Delving into the Tokyo Underground @ Shimokitazawa’s Basement Bar

By ALEXINE CASTILLO YAP

Peach Kelli Pop at Shimokitazawa Basement Bar, 1 May 2018 | Photo by author

If you had asked me to describe Tokyo before I started living here, I might have replied by reproducing what a cursory trawl through Google Images might spit back: images of dazzling neon lights, hectic pedestrian crossings, and charming (yet annoyingly fleeting) cherry blossoms in the spring. To the casual tourist and observer, that’s all that seems necessary to know about the Japanese capital. However, anyone who has lived in Tokyo long enough knows that much of the city also involves the subterranean—of the underground spaces that, despite their tendency of staying out of sight, make up an important component to such a huge, multi-layered, bustling city.

Should Godzilla ever come to Tokyo, you can rest assured that Tokyo’s indie music scene would survive relatively unscathed; much of it takes place in the oft-painted-as-enigmatic world of the Tokyo underground. As a semi-regular (I say this since I am, as of writing this piece, still bitterly shackled to compulsory 8:30am classes) patron of 2500-yen indie rock concerts in smoky, dingy basement-level live venues, this is a reassuring thought, and one which I keep in mind every time I descend a staircase into a chaotic underground rock concert.

Shimokitazawa’s Basement Bar, located a little ways off the more animated heart of the famous hip youth town, is fast becoming one of my favourite haunts in the city. Well-known for the quality indie rock acts it regularly hosts, both local and international, going there is something that any Tokyoite should experience at least once. There’s something sublime about the intimacy of a bar venue when it comes to live music; no wonder the other famous basement venue for indie rock music, UNIT in Daikanyama, also operates under a similar underground-music-bar format.

Recently, I attended an indie rock event at Basement Bar with a spectacular line-up featuring five different bands, including my favourite local indie rock band, an all-girl group called TAWINGS (who, mind you, can play some really slick post-punk/surf punk). I may have only gone to the event specifically for them, but in the process, I discovered four other bands that I’m now also beginning to play on repeat, including the headliner act, Peach Kelli Pop, another all-girl group, this time hailing from California.

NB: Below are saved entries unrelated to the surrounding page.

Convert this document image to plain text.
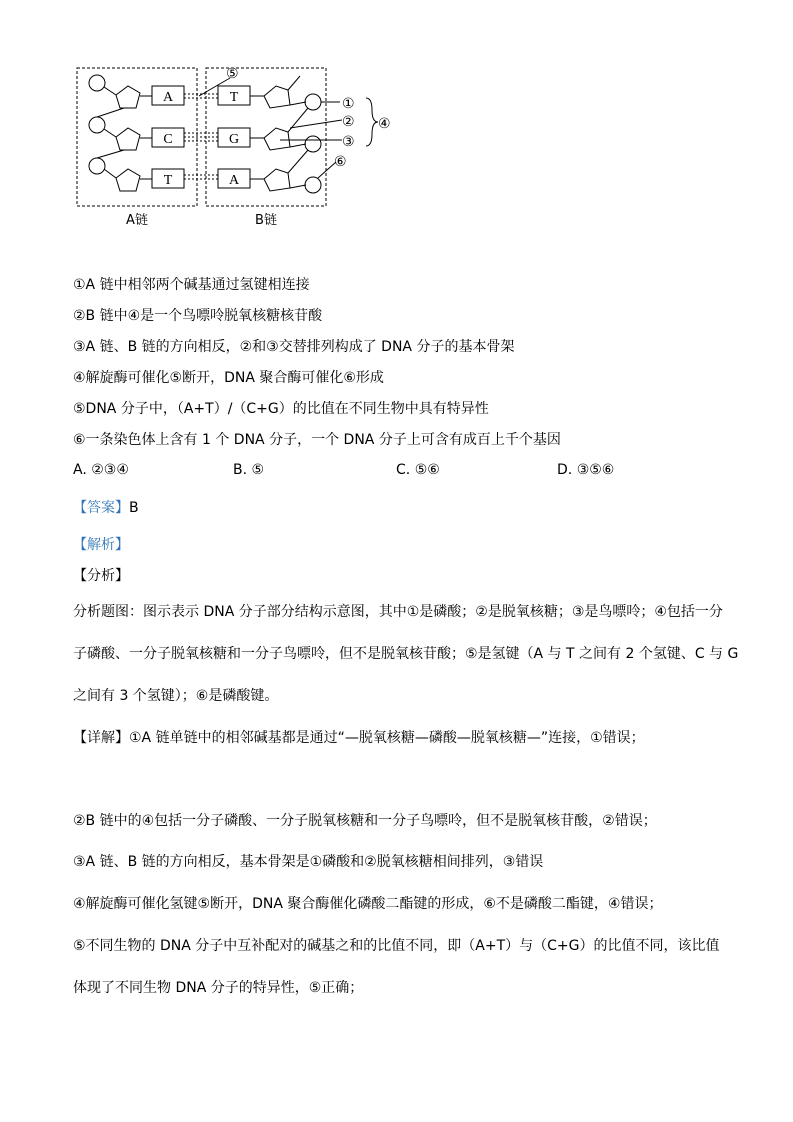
A
C
T
T
G
A
⑤
①
②
③
④
⑥
A链	B链
①A 链中相邻两个碱基通过氢键相连接
②B 链中④是一个鸟嘌呤脱氧核糖核苷酸
③A 链、B 链的方向相反，②和③交替排列构成了 DNA 分子的基本骨架
④解旋酶可催化⑤断开，DNA 聚合酶可催化⑥形成
⑤DNA 分子中，（A+T）/（C+G）的比值在不同生物中具有特异性
⑥一条染色体上含有 1 个 DNA 分子，一个 DNA 分子上可含有成百上千个基因
A. ②③④	B. ⑤	C. ⑤⑥	D. ③⑤⑥
【答案】B
【解析】
【分析】
分析题图：图示表示 DNA 分子部分结构示意图，其中①是磷酸；②是脱氧核糖；③是鸟嘌呤；④包括一分
子磷酸、一分子脱氧核糖和一分子鸟嘌呤，但不是脱氧核苷酸；⑤是氢键（A 与 T 之间有 2 个氢键、C 与 G
之间有 3 个氢键）；⑥是磷酸键。
【详解】①A 链单链中的相邻碱基都是通过“—脱氧核糖—磷酸—脱氧核糖—”连接，①错误；
②B 链中的④包括一分子磷酸、一分子脱氧核糖和一分子鸟嘌呤，但不是脱氧核苷酸，②错误；
③A 链、B 链的方向相反，基本骨架是①磷酸和②脱氧核糖相间排列，③错误
④解旋酶可催化氢键⑤断开，DNA 聚合酶催化磷酸二酯键的形成，⑥不是磷酸二酯键，④错误；
⑤不同生物的 DNA 分子中互补配对的碱基之和的比值不同，即（A+T）与（C+G）的比值不同，该比值
体现了不同生物 DNA 分子的特异性，⑤正确；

Whether you’re at the front row within spitting distance of the lead singer, or further away at the back sipping a few drinks, there is certainly a sense of proximity between the artist and the audience which a larger, above-ground venue could not quite capture. It being underground further adds to a certain secretive ‘let’s keep this between us’ appeal around which indie rock is so often centred. Though slightly intimidating at first, especially if you’re going alone, it’s also a great place to meet like-minded (like-eared?) people who have an affinity for fuzzy, distorted electric guitars (and, of course, the pretentious indie rock appeal of saying ‘I bet you’ve never heard of this band before!’).

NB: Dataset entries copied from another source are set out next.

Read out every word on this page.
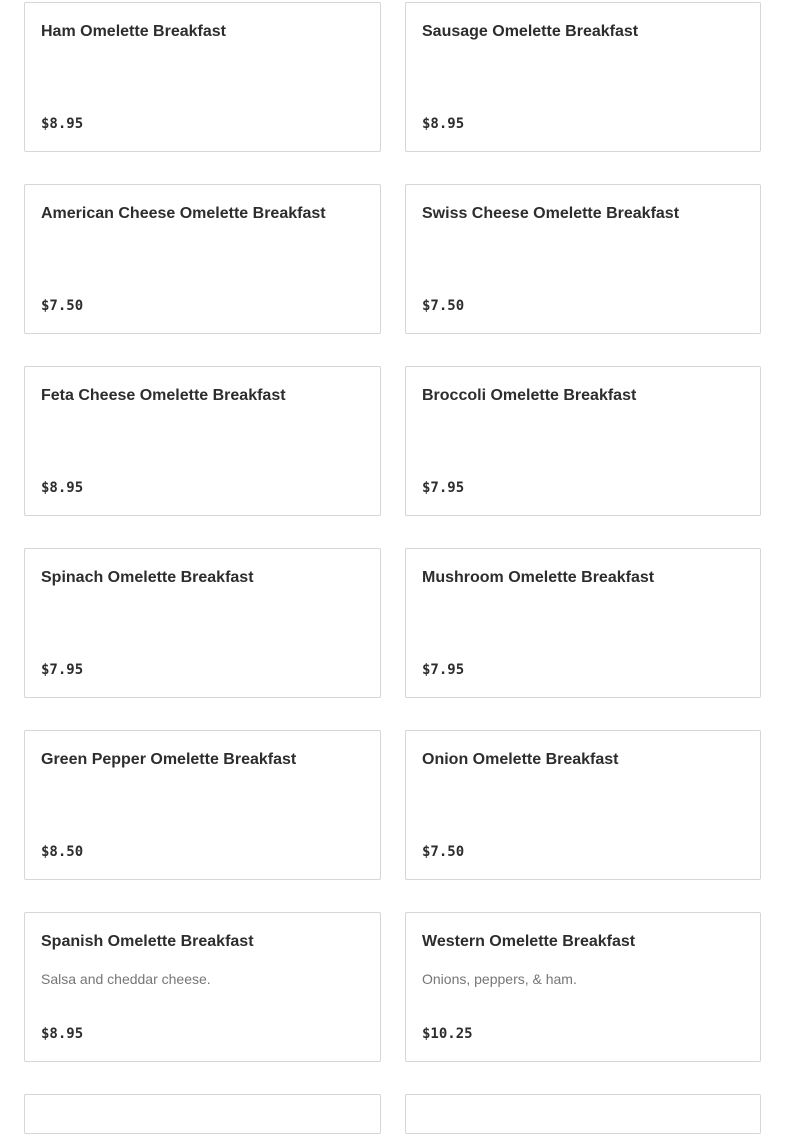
Ham Omelette Breakfast
$8.95
Sausage Omelette Breakfast
$8.95
American Cheese Omelette Breakfast
$7.50
Swiss Cheese Omelette Breakfast
$7.50
Feta Cheese Omelette Breakfast
$8.95
Broccoli Omelette Breakfast
$7.95
Spinach Omelette Breakfast
$7.95
Mushroom Omelette Breakfast
$7.95
Green Pepper Omelette Breakfast
$8.50
Onion Omelette Breakfast
$7.50
Spanish Omelette Breakfast
Salsa and cheddar cheese.
$8.95
Western Omelette Breakfast
Onions, peppers, & ham.
$10.25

To use an oft-quoted expression (or, let’s face it, a straight-up Transformers reference), there is more than meets the eye in the city that is too often assumed to be completely destroyed whenever Godzilla wreaks havoc on land, and it certainly pays to dig deeper. I’ll be the first to admit that it’s scary, going underground. The subway still intimidates me, and there’s something about underground spaces that can inspire a creeping sense of claustrophobia (Exhibit A: the B2 floor of the University of Tokyo’s Komaba Library). But if you’ve lived in Tokyo long enough, you’ll know how important these spaces are, and especially as a fan of indie rock music, which is so intrinsically connected to the subterranean.